In April 1930, Lahey founded the National Parks Association of Queensland (NPAQ), where he served as president till his death in 1968. Lahey, NPAQ secretary Arthur Groom and a few supporters of theirs are credited for founding Queensland Holiday Resorts Limited and establishing Binna Burra Mountain Lodge, located next to Lamington National Park.
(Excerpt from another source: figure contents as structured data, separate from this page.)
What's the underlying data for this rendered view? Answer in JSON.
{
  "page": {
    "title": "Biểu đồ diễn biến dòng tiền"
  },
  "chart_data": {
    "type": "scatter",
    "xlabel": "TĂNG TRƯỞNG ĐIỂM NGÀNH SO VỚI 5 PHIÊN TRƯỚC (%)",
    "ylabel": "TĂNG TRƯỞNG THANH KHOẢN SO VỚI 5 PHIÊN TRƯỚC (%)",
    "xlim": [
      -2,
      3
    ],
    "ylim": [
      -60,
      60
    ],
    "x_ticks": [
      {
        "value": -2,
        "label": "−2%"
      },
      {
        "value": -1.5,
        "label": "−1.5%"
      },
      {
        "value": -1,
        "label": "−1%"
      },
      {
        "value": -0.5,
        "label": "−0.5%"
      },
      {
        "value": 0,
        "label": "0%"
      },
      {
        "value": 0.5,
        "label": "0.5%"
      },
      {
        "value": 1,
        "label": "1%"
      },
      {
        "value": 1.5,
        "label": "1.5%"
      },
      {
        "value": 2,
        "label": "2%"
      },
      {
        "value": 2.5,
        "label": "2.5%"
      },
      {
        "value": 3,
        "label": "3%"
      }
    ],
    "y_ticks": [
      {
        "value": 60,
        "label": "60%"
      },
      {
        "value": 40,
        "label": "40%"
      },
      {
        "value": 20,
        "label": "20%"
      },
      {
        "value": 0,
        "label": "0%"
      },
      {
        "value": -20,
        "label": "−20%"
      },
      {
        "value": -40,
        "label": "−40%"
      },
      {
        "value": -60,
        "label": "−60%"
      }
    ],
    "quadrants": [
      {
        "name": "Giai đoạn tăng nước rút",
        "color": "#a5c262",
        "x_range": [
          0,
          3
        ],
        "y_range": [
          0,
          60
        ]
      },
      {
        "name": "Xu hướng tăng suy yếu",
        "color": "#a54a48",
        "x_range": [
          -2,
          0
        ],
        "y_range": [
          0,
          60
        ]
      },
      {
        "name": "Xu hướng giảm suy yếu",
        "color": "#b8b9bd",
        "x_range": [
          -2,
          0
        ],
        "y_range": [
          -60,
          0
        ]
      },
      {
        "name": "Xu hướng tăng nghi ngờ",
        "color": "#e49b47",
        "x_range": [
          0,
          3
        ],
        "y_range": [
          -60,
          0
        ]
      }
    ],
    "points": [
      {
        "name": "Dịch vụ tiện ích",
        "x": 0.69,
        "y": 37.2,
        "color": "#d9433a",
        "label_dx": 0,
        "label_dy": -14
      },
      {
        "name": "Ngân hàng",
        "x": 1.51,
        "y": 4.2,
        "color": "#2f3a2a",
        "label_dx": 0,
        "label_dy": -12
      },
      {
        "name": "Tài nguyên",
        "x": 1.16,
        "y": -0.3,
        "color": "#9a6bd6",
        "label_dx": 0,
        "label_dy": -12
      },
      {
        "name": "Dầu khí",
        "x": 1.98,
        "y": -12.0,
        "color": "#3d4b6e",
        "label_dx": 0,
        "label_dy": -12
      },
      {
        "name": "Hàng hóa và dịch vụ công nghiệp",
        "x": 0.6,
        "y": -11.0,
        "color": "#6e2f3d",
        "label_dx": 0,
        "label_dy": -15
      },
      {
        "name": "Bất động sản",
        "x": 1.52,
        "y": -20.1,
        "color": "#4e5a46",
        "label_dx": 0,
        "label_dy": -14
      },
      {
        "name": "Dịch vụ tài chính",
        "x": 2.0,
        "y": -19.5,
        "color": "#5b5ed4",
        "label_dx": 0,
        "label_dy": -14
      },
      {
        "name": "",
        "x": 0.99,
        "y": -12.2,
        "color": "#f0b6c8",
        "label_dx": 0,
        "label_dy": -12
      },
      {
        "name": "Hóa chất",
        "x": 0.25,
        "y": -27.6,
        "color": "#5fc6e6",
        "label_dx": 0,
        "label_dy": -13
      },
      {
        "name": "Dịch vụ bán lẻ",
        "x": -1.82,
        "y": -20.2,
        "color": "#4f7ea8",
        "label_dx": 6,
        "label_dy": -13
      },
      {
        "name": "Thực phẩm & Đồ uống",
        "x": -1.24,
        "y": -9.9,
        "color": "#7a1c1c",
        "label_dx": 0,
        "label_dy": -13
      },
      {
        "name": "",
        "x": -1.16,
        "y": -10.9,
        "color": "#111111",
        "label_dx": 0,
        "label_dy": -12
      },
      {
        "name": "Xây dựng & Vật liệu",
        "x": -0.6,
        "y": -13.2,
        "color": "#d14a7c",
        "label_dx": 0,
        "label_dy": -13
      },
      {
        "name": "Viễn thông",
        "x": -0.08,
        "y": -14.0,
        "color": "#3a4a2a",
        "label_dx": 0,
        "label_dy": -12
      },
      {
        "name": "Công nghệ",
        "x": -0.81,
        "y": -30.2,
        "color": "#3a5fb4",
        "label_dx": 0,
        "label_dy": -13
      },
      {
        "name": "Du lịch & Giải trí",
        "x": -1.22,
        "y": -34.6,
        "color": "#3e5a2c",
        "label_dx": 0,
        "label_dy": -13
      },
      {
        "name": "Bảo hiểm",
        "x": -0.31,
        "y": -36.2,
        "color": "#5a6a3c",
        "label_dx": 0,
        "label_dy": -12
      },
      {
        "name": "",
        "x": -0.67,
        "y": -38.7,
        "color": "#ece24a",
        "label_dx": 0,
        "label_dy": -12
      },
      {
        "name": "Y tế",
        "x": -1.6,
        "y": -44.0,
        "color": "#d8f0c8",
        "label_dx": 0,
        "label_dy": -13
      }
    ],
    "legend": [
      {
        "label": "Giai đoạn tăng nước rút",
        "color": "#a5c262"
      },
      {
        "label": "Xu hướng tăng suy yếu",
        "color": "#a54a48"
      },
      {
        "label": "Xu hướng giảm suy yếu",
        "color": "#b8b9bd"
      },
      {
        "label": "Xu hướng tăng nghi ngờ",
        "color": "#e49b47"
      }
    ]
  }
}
Lahey was appointed Member of the Most Excellent Order of the British Empire in 1960.

==Military service==
In World War I, he enlisted in the army, serving with the 3rd Divisional Engineers, initially attaining the rank of second lieutenant. He was promoted to lieutenant in January 1917. Lahey served on ship A29 HMAT Suevic. During World War II, Lahey served again in the army, ranking as a major.

==Personal life==
In 1919, after returning to Australia, Romeo Watkins Lahey married Sybil Delpratt, the youngest daughter of JH Delpratt, in St John's Cathedral, Brisbane. They had three children: David, Alison and Ann.

==Death==
On 26 October 1968, Lahey died at his home in Yeronga, Brisbane, Queensland, Australia. He was cremated with Anglican rites.

== Legacy ==
In 1970, the Queensland Government opened a lookout named Kamurun in his memory at Lamington National Park.